[gccsdk] Using Dynamic Areas
John.Tytgat at aaug.net
Sat Jul 19 09:23:58 PDT 2008
In message <7cbd66c14f.admin at snowstone.org.uk>
Adam <lists at snowstone.org.uk> wrote:
> In message <467a5dc14f.Jo at hobbes.bass-software.com>, John Tytgat wrote:
> > We had an older suggestion to actually change the default (when
> > appname$heap is not set) based on whether we're running on RISC OS 5
> > or not (i.e. whether the WimpSlot size is limited to 28 MByte or not)
> > as this is probably the biggest reason to explicitly set it.
> I think the current behaviour is good as it's consistent across
But what good is that if the platforms themselves are not consistent ?
This is not meant as a finger pointing to RISC OS 5 for going for large
WimpSlots but rather as an argument to have the default UnixLib choice
for its memory allocation suitably made.
> I've not really paid any attention to the differences between the
> wimpslot and dynamic areas up until now as I've never needed to worry
> about a large-footprint app before...
It is only relevant for large programs and/or large data sets.
> > > Looking at the Usage file and the UnixLib header files, I think I
> > > need to do:
> > >
> > > #include <unixlib/features.h>
> > #include <features.h>, no ?
> Thanks. (That line was derived from the example in the Usage file.)
Really ? At one point in the docs we had "#include <unixlib/features.h>"
but that got changed in r1775 in Nov 2005. Could it be that you're looking
at such old docs ?
> > No I don't think so. I think just a little bit more documentation is
> > needed. I *think* you just need to add:
> > const char *__program_name = "BayTrader";
> That complains about conflicting declarations, but using "const char *
> const" (as per the line in features.h) works and produces a dynamic area
Yes true.
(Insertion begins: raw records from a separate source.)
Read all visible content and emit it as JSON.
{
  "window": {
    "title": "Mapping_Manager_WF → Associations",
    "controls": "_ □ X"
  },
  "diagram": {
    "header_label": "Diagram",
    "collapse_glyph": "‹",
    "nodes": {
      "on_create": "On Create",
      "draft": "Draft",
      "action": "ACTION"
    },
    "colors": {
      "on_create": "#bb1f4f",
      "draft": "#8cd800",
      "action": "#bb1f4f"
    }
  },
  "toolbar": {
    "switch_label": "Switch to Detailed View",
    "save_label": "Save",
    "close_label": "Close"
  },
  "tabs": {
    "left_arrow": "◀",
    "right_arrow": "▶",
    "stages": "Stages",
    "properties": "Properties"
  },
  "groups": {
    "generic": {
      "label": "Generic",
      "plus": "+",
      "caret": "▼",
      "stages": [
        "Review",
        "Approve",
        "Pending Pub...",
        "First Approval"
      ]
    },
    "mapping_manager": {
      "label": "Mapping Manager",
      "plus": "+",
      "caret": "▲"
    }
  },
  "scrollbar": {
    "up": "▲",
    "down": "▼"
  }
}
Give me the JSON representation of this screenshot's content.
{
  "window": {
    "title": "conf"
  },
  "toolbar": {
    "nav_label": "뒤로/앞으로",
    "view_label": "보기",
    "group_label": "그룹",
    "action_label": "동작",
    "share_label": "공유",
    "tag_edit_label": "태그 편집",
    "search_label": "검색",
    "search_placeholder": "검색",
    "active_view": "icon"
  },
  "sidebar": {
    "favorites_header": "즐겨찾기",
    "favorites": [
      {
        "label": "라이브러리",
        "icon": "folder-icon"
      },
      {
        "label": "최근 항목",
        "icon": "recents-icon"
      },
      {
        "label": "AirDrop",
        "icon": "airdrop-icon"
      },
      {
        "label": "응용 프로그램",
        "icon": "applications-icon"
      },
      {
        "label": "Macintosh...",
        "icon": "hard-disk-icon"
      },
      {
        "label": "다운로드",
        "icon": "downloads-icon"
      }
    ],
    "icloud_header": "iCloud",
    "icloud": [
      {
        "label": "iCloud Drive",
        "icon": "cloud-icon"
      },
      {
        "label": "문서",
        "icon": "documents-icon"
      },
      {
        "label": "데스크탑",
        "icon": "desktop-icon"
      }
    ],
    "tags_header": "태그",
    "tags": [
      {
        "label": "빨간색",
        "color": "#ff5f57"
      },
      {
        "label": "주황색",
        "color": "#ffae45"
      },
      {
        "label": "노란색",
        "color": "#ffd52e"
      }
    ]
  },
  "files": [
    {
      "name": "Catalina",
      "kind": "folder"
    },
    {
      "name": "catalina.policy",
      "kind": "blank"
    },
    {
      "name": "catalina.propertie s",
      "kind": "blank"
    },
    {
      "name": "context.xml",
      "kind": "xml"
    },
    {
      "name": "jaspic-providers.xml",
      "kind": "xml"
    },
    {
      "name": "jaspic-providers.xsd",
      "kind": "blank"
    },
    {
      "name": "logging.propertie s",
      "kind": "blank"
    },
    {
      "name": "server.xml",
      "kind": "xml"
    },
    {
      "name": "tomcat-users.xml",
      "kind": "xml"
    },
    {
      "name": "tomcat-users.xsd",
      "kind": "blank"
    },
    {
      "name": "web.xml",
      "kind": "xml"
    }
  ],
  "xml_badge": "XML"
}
And that was because we wanted to express a large hint that
you may not change __program_name at runtime.
> P.S. I've just been playing around with AppName$HeapMax and noticed that
> if you set it to a small value, the initial dynamic area is restricted to
> that size, but then a series of 1MB areas, called "<AppName> MMap" get
> created. What's the significance of this?
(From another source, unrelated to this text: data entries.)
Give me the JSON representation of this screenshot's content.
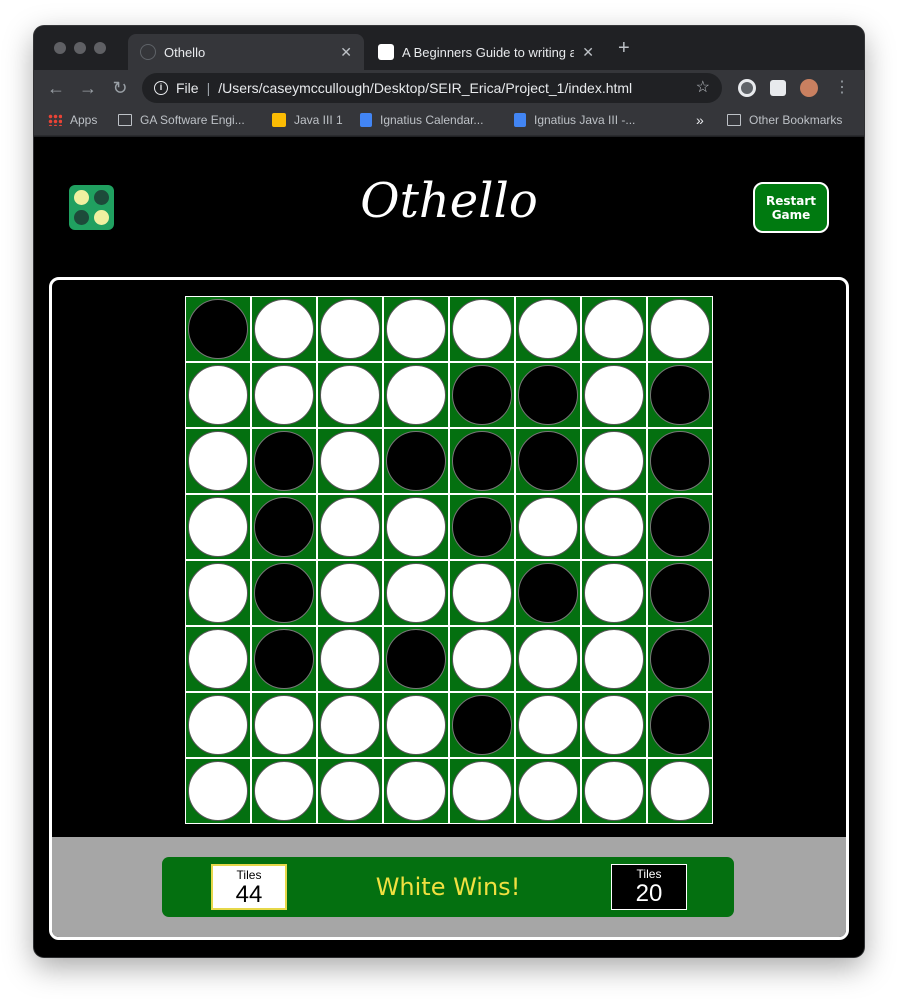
{
  "browser": {
    "tabs": [
      {
        "title": "Othello",
        "active": true,
        "favicon": "globe-icon"
      },
      {
        "title": "A Beginners Guide to writing a",
        "active": false,
        "favicon": "medium-icon"
      }
    ],
    "close_glyph": "✕",
    "new_tab_glyph": "+",
    "address": {
      "scheme": "File",
      "url": "/Users/caseymccullough/Desktop/SEIR_Erica/Project_1/index.html"
    },
    "bookmarks": [
      "Apps",
      "GA Software Engi...",
      "Java III 1",
      "Ignatius Calendar...",
      "Ignatius Java III -..."
    ],
    "other_bookmarks": "Other Bookmarks",
    "overflow_glyph": "»"
  },
  "game": {
    "title": "Othello",
    "restart_label": "Restart\nGame",
    "board": [
      [
        "b",
        "w",
        "w",
        "w",
        "w",
        "w",
        "w",
        "w"
      ],
      [
        "w",
        "w",
        "w",
        "w",
        "b",
        "b",
        "w",
        "b"
      ],
      [
        "w",
        "b",
        "w",
        "b",
        "b",
        "b",
        "w",
        "b"
      ],
      [
        "w",
        "b",
        "w",
        "w",
        "b",
        "w",
        "w",
        "b"
      ],
      [
        "w",
        "b",
        "w",
        "w",
        "w",
        "b",
        "w",
        "b"
      ],
      [
        "w",
        "b",
        "w",
        "b",
        "w",
        "w",
        "w",
        "b"
      ],
      [
        "w",
        "w",
        "w",
        "w",
        "b",
        "w",
        "w",
        "b"
      ],
      [
        "w",
        "w",
        "w",
        "w",
        "w",
        "w",
        "w",
        "w"
      ]
    ],
    "white": {
      "label": "Tiles",
      "count": "44"
    },
    "black": {
      "label": "Tiles",
      "count": "20"
    },
    "status": "White Wins!"
  },
  "colors": {
    "board_green": "#047010",
    "button_green": "#007a10",
    "status_yellow": "#f0e040",
    "score_bar_gray": "#a6a6a6"
  }
}
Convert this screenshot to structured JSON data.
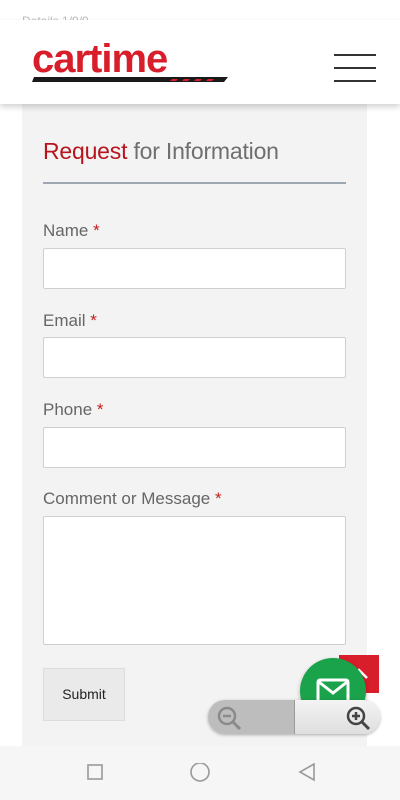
{
  "status_bar": {
    "time": "Details 1/9/9"
  },
  "header": {
    "logo_text": "cartime"
  },
  "form": {
    "title_accent": "Request",
    "title_rest": " for Information",
    "required_mark": "*",
    "fields": [
      {
        "label": "Name",
        "value": ""
      },
      {
        "label": "Email",
        "value": ""
      },
      {
        "label": "Phone",
        "value": ""
      },
      {
        "label": "Comment or Message",
        "value": ""
      }
    ],
    "submit_label": "Submit"
  },
  "colors": {
    "brand_red": "#d71e2a",
    "chat_green": "#1aa34a"
  },
  "icons": {
    "menu": "hamburger-menu-icon",
    "scroll_top": "chevron-up-icon",
    "chat": "envelope-icon",
    "zoom_out": "zoom-out-icon",
    "zoom_in": "zoom-in-icon",
    "nav": [
      "square-recents-icon",
      "circle-home-icon",
      "triangle-back-icon"
    ]
  }
}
When you create a DA, you better give a reasonable maximum size and it's
that amount of memory which gets reserved for your DA (not necessary filled
with RAM at that point). If you specify large sizes, your available DA area
in the 4 GByte memory map gets quickly filled up as those DA areas are
permanently allocated and don't get swapped in or out during task swapping
(the API is forseen but AFAIK not implemented). When UnixLib runs out
of given max DA size, it will create up to 8 other DA's with the same
limit. That's what you see as "xxx MMap".